Mueller played Street Fighter 2 on SNES as a kid, but didn't really get into fighting games until his friend introduced him to the Guilty Gear series. By 2008 he was deep into online matches of BlazBlue: Calamity Trigger.

"I had played a lot of non-fighters online in the past, primarily Counter-Strike," Mueller says. "The fighting community is so different. Since fighters rely on more than a purely twitch-response skill set, fighting game players tend to be more knowledgable about the games they play. In a shooter, you only need to know map layout, relative weapon strengths/weaknesses, and how to quickly shoot someone in the head the second you see them. In fighting games, success depends on a large variety of information, most of which is not immediately apparent or available."

That's where SpyParty is a different. It comes with a dossier, a manual that must be read before diving in that outlines gameplay and each character's unique traits. The information is all there for everyone to see, and players simply have to put it to use – or not so simply, Mueller says.

"I don't mind doing homework for games, so long as there is a reward at the end of it," he says. "If players put hundreds of hours into studying the dossier behaviors, but are unable to apply that to real games, then it will have failed as a feature. So it needs to be deep and effective to ensure that players benefit from doing their homework."


SpyParty EVO thang thang

This premise – acquiring deep knowledge, putting it to practical use, spotting the human in a room of robots – intrigues Mueller endlessly (or at least for 1,020 hours), and it caught his attention right away at the EVO 2012 Indie Showcase.

"In the midst of all of these high-tech and visually stunning games (Right across from PlayStation All-Stars' booth, if I recall) was this sort of ugly game which looked like The Sims from 2002," Mueller says. "I'm not a graphics whore or anything, but the game just felt very out of place. It seemed as far removed from fighting games as was possible. It caught my eye immediately. I wandered over, and there's just this table of pamphlets and a sign telling me to read the manual first. Read the manual? What? So I pocketed a manual to read later, walked up to the guy standing next to the table, and asked, 'So, what am I looking at here?'"

That guy was Hecker, and the rest is history.

SpyParty is still in beta, and it was recently opened to the public.
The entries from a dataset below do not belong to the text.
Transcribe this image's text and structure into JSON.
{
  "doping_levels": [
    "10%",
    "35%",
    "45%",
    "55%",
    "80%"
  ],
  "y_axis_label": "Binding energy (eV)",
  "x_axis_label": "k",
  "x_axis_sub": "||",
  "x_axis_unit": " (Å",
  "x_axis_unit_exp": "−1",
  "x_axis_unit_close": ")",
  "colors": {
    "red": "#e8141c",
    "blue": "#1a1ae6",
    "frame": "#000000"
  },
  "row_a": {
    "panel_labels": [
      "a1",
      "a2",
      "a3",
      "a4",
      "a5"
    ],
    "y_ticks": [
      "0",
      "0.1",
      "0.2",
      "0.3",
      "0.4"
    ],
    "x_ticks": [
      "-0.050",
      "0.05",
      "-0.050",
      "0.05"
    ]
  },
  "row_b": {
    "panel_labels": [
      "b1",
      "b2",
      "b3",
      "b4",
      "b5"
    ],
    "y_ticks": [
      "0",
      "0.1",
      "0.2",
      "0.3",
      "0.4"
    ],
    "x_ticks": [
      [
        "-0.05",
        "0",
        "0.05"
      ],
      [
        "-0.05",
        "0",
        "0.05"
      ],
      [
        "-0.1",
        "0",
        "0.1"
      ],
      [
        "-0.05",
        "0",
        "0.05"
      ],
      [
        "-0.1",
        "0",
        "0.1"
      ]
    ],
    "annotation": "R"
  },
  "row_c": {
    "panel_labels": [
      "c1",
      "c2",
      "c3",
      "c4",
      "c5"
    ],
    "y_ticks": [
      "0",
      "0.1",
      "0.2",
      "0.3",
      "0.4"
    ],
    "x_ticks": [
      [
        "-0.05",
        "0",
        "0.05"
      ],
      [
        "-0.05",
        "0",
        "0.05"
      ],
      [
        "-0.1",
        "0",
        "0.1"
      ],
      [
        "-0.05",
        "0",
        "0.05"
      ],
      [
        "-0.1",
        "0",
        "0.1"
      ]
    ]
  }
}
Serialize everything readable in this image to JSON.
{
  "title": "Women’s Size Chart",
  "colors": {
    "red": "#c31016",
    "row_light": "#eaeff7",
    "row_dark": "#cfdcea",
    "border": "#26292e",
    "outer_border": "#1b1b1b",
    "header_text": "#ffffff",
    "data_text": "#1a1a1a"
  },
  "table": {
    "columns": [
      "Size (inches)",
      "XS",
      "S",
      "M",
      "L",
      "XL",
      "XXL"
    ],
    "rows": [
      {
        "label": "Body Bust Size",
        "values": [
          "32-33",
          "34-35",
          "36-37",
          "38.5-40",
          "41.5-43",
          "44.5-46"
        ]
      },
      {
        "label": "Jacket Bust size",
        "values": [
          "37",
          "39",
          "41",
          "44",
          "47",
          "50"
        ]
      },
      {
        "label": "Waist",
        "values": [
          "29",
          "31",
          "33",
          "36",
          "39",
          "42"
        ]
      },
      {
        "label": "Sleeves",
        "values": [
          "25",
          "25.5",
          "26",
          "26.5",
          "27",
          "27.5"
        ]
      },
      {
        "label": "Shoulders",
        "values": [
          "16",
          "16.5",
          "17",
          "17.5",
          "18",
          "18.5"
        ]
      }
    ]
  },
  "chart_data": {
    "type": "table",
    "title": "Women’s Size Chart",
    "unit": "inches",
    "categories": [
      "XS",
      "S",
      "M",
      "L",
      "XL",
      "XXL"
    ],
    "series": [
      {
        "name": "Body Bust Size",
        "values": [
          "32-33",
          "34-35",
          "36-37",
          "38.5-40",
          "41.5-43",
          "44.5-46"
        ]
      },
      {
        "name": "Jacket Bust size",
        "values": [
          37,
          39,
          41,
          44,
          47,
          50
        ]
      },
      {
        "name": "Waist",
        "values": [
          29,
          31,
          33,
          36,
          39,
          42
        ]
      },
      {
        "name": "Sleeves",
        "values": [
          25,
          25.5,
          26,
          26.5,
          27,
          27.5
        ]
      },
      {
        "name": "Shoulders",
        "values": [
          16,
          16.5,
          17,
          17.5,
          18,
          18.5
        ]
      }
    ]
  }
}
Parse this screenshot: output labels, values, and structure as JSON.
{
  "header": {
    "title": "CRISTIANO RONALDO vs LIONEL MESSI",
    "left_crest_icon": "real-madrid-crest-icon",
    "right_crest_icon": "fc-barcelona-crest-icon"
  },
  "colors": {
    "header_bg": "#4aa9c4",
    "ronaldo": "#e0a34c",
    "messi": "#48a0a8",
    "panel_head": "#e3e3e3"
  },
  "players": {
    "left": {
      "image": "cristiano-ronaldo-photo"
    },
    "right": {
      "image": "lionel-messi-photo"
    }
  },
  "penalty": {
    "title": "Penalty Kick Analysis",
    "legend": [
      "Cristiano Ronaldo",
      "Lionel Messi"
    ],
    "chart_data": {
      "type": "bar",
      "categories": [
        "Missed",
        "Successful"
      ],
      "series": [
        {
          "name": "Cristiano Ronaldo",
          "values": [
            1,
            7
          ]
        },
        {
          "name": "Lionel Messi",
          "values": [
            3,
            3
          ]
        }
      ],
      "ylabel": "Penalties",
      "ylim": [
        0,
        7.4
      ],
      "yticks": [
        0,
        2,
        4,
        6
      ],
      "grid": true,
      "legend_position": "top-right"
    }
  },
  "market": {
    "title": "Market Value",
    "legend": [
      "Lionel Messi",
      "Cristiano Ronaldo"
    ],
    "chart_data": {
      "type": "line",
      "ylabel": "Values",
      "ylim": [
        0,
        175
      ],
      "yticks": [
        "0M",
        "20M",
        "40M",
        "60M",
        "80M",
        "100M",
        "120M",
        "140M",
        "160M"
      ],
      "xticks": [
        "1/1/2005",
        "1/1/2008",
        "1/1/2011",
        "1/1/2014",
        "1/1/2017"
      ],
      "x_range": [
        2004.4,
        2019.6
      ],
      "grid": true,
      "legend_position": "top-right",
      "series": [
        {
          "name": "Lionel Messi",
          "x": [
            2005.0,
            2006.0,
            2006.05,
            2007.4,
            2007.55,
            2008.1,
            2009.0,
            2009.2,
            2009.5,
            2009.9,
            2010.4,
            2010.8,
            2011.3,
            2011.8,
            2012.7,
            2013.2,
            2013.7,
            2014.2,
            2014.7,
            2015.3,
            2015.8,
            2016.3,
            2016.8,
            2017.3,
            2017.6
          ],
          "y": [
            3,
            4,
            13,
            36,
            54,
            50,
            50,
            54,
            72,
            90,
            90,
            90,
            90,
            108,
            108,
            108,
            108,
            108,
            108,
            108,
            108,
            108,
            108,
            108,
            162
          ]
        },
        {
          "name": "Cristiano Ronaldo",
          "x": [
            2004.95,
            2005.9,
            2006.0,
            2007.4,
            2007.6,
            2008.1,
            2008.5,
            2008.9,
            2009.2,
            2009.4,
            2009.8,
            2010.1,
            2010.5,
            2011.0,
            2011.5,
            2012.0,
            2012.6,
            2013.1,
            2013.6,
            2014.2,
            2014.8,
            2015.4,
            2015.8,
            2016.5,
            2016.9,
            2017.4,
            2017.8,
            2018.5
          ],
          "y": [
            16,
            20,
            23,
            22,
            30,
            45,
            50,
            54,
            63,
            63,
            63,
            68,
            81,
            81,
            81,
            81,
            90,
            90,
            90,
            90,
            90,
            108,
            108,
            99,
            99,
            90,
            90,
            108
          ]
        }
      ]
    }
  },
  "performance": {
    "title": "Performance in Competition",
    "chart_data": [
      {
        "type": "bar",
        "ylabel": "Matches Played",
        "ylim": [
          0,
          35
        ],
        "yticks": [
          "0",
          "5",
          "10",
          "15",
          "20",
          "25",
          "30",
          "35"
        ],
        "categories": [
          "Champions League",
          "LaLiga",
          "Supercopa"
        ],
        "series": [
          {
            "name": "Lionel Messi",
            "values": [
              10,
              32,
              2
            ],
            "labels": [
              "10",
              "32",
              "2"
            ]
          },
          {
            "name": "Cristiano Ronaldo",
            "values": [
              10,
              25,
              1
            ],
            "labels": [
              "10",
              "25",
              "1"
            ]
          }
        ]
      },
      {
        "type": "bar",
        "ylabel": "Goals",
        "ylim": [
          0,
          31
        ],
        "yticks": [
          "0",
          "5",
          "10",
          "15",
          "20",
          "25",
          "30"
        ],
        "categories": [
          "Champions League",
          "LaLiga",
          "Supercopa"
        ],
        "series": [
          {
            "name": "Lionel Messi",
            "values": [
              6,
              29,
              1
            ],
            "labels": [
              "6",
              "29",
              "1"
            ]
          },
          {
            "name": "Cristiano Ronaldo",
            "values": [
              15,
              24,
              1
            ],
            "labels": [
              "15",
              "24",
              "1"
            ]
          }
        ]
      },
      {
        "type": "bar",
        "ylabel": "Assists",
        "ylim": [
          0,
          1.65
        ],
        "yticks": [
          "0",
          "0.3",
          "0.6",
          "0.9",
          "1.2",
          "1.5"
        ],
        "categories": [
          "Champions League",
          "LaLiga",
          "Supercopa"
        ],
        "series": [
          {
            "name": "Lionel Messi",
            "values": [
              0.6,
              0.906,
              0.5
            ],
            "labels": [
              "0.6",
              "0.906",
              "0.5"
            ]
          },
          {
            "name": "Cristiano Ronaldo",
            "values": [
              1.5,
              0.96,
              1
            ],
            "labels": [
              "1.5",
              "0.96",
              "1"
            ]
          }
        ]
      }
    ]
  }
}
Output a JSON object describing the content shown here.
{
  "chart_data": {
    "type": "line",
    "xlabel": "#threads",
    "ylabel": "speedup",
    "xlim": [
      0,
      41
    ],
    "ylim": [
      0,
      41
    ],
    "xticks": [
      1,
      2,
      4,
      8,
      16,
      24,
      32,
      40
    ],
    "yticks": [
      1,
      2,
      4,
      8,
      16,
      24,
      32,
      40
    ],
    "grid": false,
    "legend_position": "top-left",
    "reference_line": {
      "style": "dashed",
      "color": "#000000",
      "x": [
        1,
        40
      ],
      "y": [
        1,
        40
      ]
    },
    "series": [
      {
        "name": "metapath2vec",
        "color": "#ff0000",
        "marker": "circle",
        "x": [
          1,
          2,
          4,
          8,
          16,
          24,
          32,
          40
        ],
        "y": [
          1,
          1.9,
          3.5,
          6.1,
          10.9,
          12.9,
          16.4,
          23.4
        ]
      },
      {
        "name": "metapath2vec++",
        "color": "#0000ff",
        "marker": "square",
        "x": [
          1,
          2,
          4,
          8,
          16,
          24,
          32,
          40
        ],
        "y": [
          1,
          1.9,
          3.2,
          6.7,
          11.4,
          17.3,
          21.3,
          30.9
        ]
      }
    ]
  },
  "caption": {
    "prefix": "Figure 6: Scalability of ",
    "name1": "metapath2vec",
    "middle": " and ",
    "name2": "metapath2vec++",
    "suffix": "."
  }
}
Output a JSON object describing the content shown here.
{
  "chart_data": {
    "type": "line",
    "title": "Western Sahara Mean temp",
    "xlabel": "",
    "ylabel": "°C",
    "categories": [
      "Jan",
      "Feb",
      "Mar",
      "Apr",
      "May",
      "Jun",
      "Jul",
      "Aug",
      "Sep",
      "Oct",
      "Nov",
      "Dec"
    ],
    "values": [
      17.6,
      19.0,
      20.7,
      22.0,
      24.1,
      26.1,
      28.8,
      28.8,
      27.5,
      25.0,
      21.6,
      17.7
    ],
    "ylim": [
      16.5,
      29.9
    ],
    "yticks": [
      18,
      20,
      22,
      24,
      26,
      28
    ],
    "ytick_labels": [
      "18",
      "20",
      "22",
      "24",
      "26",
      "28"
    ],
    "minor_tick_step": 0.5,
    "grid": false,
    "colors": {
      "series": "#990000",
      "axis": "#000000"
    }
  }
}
Regarding Mueller's thoughts on the game's art, SpyParty has been running on placeholder graphics for years now, and it's due for a super swanky update eventually.


SpyParty EVO thang thang

Mueller sees the fighting game community as a long-lasting, welcoming environment, and one that SpyParty can be a part of.

"If the SpyParty community can learn anything from [the fighting game community], it's to continue to work toward helping other players develop, and continuing to work to maintain the quality," Mueller says. "This means nurturing each new member as a valuable part of the community, and teaching each of them to uphold the high standards we set for it and ourselves right now."

You hear that, Killian? Nurturing. Maybe wipe the smug grin off your face before drinking that beer.